Faham Ahlussunnah Wal jam’ah
          Mohammad Fuad Fachrudin19)  mengatakan bahwa kemunculan dua faham di atas, mendorong kalangan ulama Ahlussunnah, seperti Abul Hasan Al-asy’ari dan Mansur Al-Maturidy20)  memberikan jawaban untuk membela aqidah ummat Islam agar tidak tersesat oleh faham Muktazilah (Qadariyah) maupun oleh jabariyah.
          Walaupun dikalangan Ahlussunnah Wal Jama’ah  terbagi dua golongan, tetapi mereka sepakat bahwa manusia mempunyai (diberi) kebebasan berkehendak, berkuasa dan berpengetahuan (knowledge), tetapi hanya sampai pada ujung tertentu (ada batasnya/dibatasi). Faham ini berpendapat bahwa sesungguhya dalam diri manusia ada kehendak berbuat dan ada khasiat yang melahirkan perbuatan. Semua itu diciptakan Allah SWT tatkala seseorang ‘memulai’ melakukan suatu perbuatan, sampai pada suatu ‘batas’ yang saat ‘batas’ itulah Allah menentukan, jadi tidaknya perbuatan tersebut21) . Jadi ketika seseorang akan/sedang berbuat maksiat atau perbuatan terpuji, maka ketika itulah Allah menciptakan perbuatan tersebut bagi si hamba. Kesimpulan itu diambil dari beberapa ayat Al-Quran, antara lain:


          “Mereka itulah penghuni Jannah. mereka kekal di dalamnya sebagai balasan atas apa yang telah mereka kerjakan“ (QS. Al-Ahqaf 14)

Allah juga berfirman :
          “Allah tidak membebani seseorang melainkan sesuai dengan kesanggupan-nya. Ia mendapat pahala (dari kebajikan) yang diusahakannya dan ia mendapat siksa (dari kejahatan) yang dikerjakannya “ (QS. Al-Baqarah 266).
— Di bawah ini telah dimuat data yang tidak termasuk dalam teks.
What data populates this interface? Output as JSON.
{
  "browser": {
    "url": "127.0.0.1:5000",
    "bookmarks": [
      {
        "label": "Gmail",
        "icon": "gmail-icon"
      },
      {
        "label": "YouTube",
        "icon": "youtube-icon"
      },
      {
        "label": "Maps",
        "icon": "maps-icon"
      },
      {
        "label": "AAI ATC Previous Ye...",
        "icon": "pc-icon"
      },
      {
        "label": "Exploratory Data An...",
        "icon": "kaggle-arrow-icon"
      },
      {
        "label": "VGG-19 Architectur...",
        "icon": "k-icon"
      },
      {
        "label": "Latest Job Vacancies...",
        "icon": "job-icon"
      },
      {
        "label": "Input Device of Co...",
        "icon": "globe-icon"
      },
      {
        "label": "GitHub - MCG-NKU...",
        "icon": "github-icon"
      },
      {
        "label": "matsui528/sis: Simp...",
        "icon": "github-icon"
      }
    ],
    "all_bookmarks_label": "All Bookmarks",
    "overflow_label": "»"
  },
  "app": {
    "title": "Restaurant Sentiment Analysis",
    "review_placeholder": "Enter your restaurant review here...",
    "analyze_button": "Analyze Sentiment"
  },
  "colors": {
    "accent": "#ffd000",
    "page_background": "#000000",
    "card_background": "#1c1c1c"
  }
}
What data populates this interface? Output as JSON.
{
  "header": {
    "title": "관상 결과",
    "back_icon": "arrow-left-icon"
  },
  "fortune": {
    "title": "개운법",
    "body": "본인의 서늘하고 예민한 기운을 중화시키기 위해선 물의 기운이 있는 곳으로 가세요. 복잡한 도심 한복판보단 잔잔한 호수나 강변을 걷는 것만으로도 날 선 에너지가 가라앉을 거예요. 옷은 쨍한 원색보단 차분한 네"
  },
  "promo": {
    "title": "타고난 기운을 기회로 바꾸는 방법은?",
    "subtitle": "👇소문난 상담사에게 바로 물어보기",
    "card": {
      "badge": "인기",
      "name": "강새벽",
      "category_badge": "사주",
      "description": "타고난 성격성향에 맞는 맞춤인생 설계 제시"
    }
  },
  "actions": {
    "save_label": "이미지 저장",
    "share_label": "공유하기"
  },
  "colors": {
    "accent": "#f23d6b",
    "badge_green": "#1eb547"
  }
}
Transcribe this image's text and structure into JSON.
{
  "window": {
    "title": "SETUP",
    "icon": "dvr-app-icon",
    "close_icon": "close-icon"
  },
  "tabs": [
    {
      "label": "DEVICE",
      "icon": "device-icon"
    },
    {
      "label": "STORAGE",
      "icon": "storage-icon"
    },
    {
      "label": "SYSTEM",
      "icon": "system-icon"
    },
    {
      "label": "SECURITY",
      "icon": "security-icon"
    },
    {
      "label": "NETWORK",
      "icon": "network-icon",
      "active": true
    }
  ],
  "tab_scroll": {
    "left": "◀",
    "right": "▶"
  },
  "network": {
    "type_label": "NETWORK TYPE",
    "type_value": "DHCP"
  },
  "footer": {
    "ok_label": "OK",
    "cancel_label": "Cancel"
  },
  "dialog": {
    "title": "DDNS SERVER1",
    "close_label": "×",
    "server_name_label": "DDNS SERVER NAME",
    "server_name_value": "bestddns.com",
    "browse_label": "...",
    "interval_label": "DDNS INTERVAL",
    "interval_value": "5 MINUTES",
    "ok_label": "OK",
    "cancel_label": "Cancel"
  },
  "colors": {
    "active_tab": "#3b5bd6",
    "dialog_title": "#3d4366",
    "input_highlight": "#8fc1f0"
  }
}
(Dan) katakanlah: Kebenaran itu datangnya dari Rabbmu. Maka, siapa saja yang ingin (beriman) hendaklah ia beriman. Dan siapa saja yang ingin (kafir), biarlah ia kafir...” (QS. Al-Kahfi 29).
          Dalam pembahasan ayat-ayat tersebut, faham ini memunculkan sifat Maha Adil (keadilan) Allah. Mereka mengaitkan sifat Maha Adil itu dengan dosa dan pahala, atau, siksa dan kenikmatan, yang erat kaitannya dengan perbuatan.

BAGAIMANA MENYIKAPI BERBAGAI  FAHAM INI?

          Demikianlah kaum Muslimin terpecah ke dalam tiga golongan besar ketika mereka membahas amal/perbuatan menusia yang dikaitkan dengan azas taklif, pahala dan siksa. Terjadinya golongan-golongan tersebut disebabkan karena mereka menafsirkan beberapa ayat nash Al-Quran tentang perbuatan manusia yang menurut mereka muncul atas kekuasaan manusia sendiri, juga karena ada nash dari ayat Al-Quran yang menurut mereka menunjukan bahwa perbuatan manusia tergantung kepada kehendak Allah. Golongan pertama dari kalangan Muktazilah, golongan kedua dari golongan Jabbariah. Namun ada golongan berada di tengah-tengah kedua golongan tersebut, yaitu dari kalangan Ahlussunnah22)


Dasar Pembahasan ‘Qadha dan Qadar’

          Sesungguhnya, apabila kita meneliti masalah ‘qadha dan qadar’ (sebagai suatu istilah baru, yang memiliki makna tersendiri) akan kita dapati bahwa ketelitian bahasannya menurut kita untuk mengetahui terlebih dahulu dasar berdirinya pembatasan ini atau dengan kata lain, apa yang menjadi dasar pembahasan dalam permasalahan qadha dan qadar ini.

     Sesungguhnya, dasar pembahasan/permasalahan ini bukanlah hal-hal berikut:
(1)   Tentang penciptaan perbuatan hamba, yakni, apakah perbuatan itu diciptakan oleh Allah atau oleh dirinya sendiri.
(2)   Juga bukan tentang ilmu Allah, yakni apakah Allah SWT mengetahui atau tidak apa yang akan diperbuat oleh seorang hamba.
(3)   Juga bukan tentang iradah Allah,yakni apakah perbuatan manusia selalu sama atau berbeda dengan iradah/kehendak Allah.
(4)   juga bukan tentang Lauhul mahfuzh, yakni apakah perbuatan manusia akan selalu sama atau berbeda dengan apa yang tertulius di Lauhul mahfuzh.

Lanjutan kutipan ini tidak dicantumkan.